Responsibility for human rights is frequently framed in negative terms, as ‘do no harm’, while most reports are consistently silent on plans for future improvement with respect to specific rights. By refraining from ‘showing’ their human rights impacts and future commitments, firms actively resist the scrutiny NGOs, international organizations and actors populating the CSR field demand In this way, firms inscribe practices into the state of the CSR field to suit their positioning and objectives. In so doing, firms hinder the transformative potential of the UNGPs to increase their responsibility for human rights realization.

A notable exception to this story of negligent corporate engagement is constituted by health and safety and diversity, for which a large proportion of corporations rhetorically take substantive responsibility throughout the period covered in our analysis. TNCs thus practice different notions of ‘responsibility to respect’ depending on the right at stake. Specifically, they appear to assume more substantive responsibility—going beyond compliance by promoting respect and commitments for future improvements – for issues such as environmental sustainability, health and safety and gender diversity that they perceive to be sources of future economic or social capital necessary to retain legitimacy within the field. At the same time, firms resist taking responsibility for issues they fail to see as strategic or hard to navigate in view of capital accumulation to ensure their positioning in the field.

The re-classification of responsibility around specific issues becomes progressively embedded in the field’s structures as practice is repeated (Bourdieu 1991). Far from being fully rationalized, the construction of a case for capital and legitimacy associated with compliance with Pillar II of the UNGP is reliant on the structuration of repeated practice. Over the 20-year period we observe incremental repetition, a reification of reporting practices for a limited number of rights that lead to a polarization of responsibility for different issues. For most rights, a ‘do no harm’, limited and rather procedural responsibility is deemed acceptable, while for a few exceptions a substantive and proactive promotion of rights is pursued. Before the publication of the UNGPs such repetition remained unquestioned within most firms and assumed normative power. The renewed awareness of human rights via the publication of the UNGPs appears to have contributed to making corporations inquisitive about the opportunities of capital (and legitimacy) acquisition associated with rights that have yet to be explored.

Our evidence points to a need for the CSR field to promote more comprehensive means of corporate reporting on human rights impacts and future targets. Programs such as the UN Guiding Principles Reporting Framework, launched in 2015, have the potential to initiate the diffusion of widely accepted reporting standards on human rights.

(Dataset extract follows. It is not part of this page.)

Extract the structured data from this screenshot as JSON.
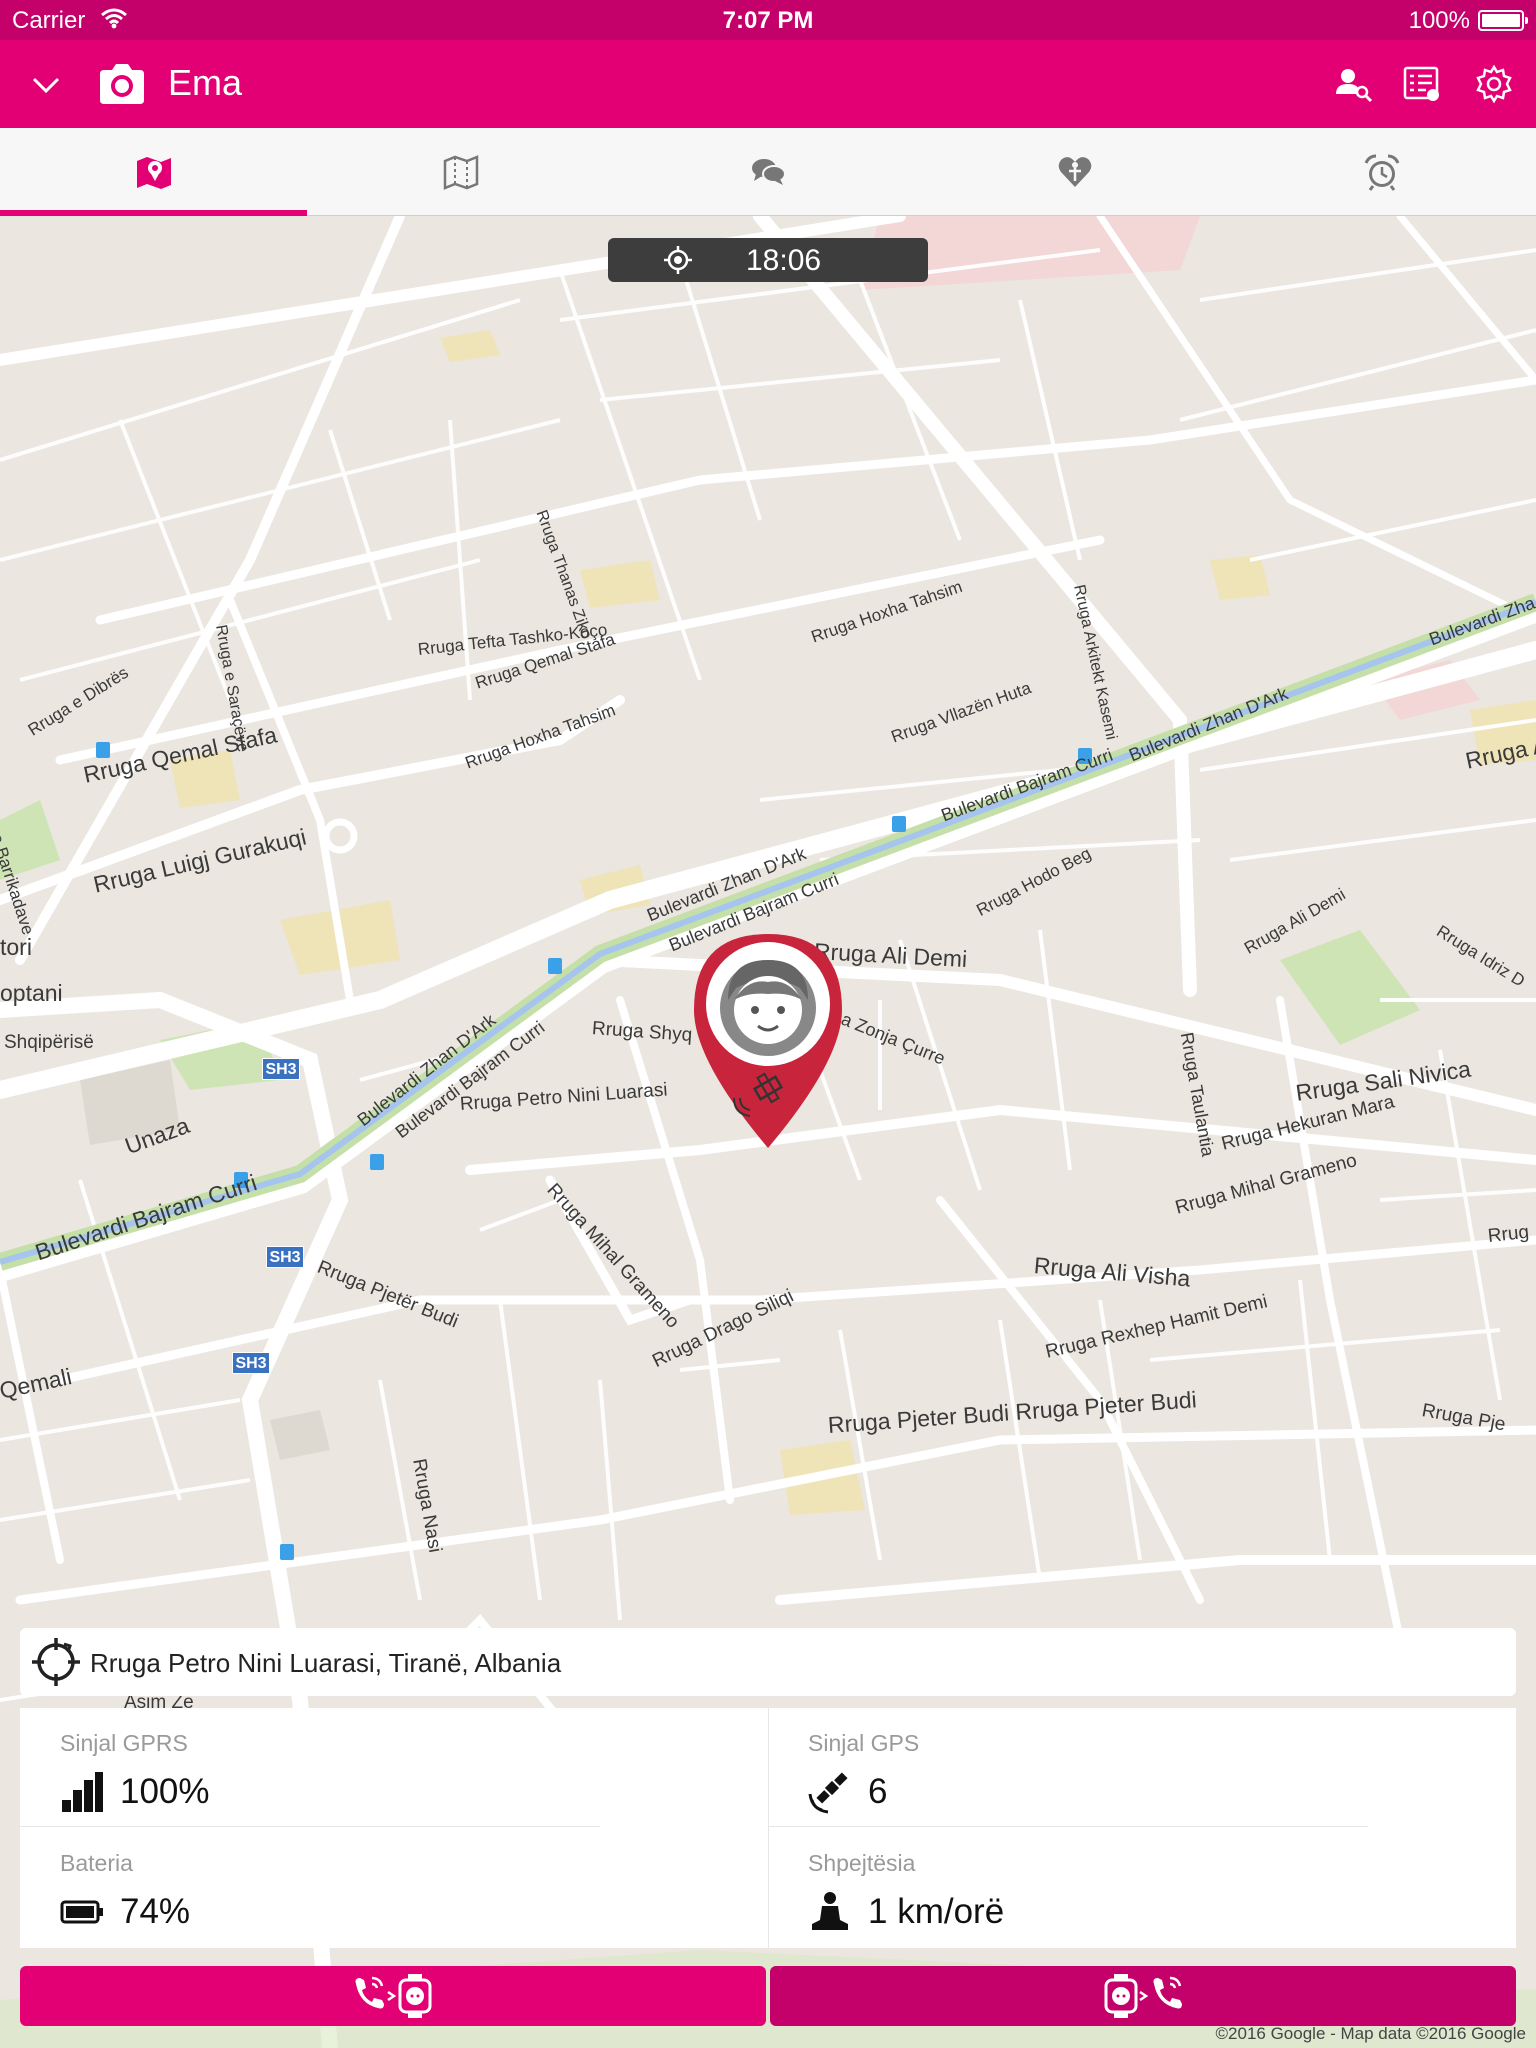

Yet the success of these reporting initiatives is likely to be mediated by firms’ positioning and interests in the CSR field (Backer 2015). Firm managers’ frequent calls for human rights indicators and for human-rights leadership may underline a need to see clearer cases for engaging in the promotion of certain rights as have been developed for diversity and health and safety by other field actors, perhaps most prominently by insider champions, the investment community or, as is happening in other European countries, via more stringent government regulation.